Wednesday, July 7, 2010

My Dad

This blog is all about GAMT, but I can't help but want to put a blog on here about my dad. About a week ago, on June 26th, my dad died suddenly of a heart attack. My parents had just enjoyed a weeks vacation in the Bahamas, they had flown back to Florida and started their drive home, but my dad never made it back. He was 57 years old and was in great shape, so it came as a shock to all of us. My dad really enjoyed watching John get better over the past year and I feel blessed that he was able to witness his transformation. I am so happy that he was able to celebrate with us as John was getting better. His funeral was on July 1st, my birthday. The day before was my mom & dad's 31st anniversary, so I refused to let her have it on that day. The day after the funeral, July 2nd marked the one year anniversary from the start of John's treatment. I know I'm still in denial and sometimes I still feel like he might just come back home from vacation. I miss him terribly!! I wrote a eulogy for the funeral and I knew it would make my dad proud if I could stand up there and read it. I know that God gave me the strength that day to be able to do just that. In loving memory of my dad.....

I AM MY FATHER’S DAUGHTER. In this time of great loss, I can find comfort in these words. He was the first man that I ever loved.
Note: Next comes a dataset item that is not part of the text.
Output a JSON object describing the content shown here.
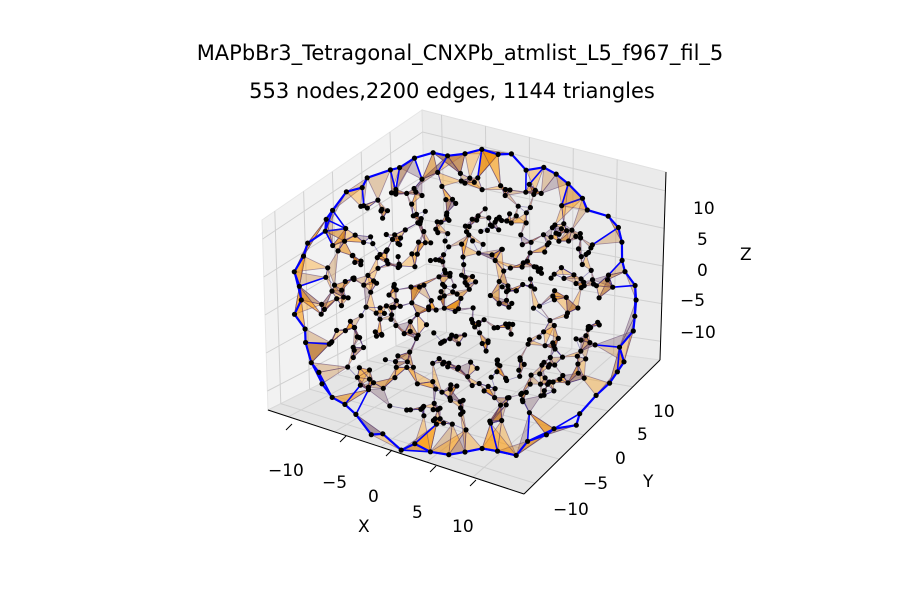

He was always my strength, my safe harbor, and my hero.

We are a strong family….And anyone that knows us, knows that we are a very close family… in fact, all of his children are all neighbors in our home town of Pine Knoll Shores. The reason we will always be a strong family is because my dad valued family and he made sure that he instilled that value in every one of his children.

My dad learned this from his father, who was a great man that we all knew as Pop Pop….. My dad watched and learned from his father, like all children should, and he became the father we all loved beyond what words can say…. And now, I have children of my own and I know that I will always treasure all that I have watched and learned from my father; I pray that I will pass that love of family from me, to my children and to their children.

My dad was first a loving husband to my mother, he was an awesome dad to all of his children and in these past few years he was the best Pop Pop to his grandchildren.

My dad truly lived his life; in all of his 57 years, there wasn’t a moment that he missed out on. He had fun, he lived, he laughed and he loved. And most importantly, my father’s greatness was not defined by one moment; his greatness was defined moment by moment in the time that he spent with his family. He was always there to care, to help, and to offer a smile, a loving word, and a reminder of what was important in this life.

The day he left for the Bahamas, I hugged him, I kissed him, and I told him how much that I loved him; I have no regrets for the life we lived, I only wish that we could have lived such a wonderful life for many years to come.

I know that my dad would have no regrets. He truly lived each moment! As his daughter, the realization that one can live such a life is surely the gift he leaves to me, to my brothers, and to our children!

I know that my dad would want me to continue living my life. He would want me to continue to enjoy my children - to take them places, to teach them things, and just to spend time with them, just like he did with his children. Each time I hold the hand of my child, my niece, my nephew, I know that my dad’ s hand will be right there with me.

I will love, because he loved; I will laugh because he laughed, I will embrace each day because he embraced each day. And yes, there will be times that I will cry because each and every day there will be a part of me that misses him.

In his passing he leaves me certain that I want to live my life more like my father. I want to do for my family what my dad did for us. I want to honor my father by teaching my children all that he taught me.

The most important thing my dad taught me was that family comes first; but this wasn’t the only thing that my dad taught me.

He taught me never to do a half-ass job and to always push a push broom, never pull it. He taught me that vinyl is final! He taught me that if you weren’t up with the birds you were wasting daylight. He taught me that good friends are a very important part of an extended family.

To my mom, I want to say that you have always been the heart of this family and the love of my dad’s life; we know that your heart is broken, and we will be here for you, always and forever. You will find dad’s love in the eyes of your grandchildren; each time you hold their hands, or wipe their tears, or hear their laughter, his love will surround you and you will always remember that all of that love, started with the two of you.

All of my life I’ve always wanted to make my dad proud of everything that I did. His love and his approval meant the world to me. And so, I will continue to smile through my tears. I will continue to laugh and to live every moment. My dad will always have a special place in my heart. And I know I always had a special place in his. I AM MY DADDY’S LITTLE GIRL.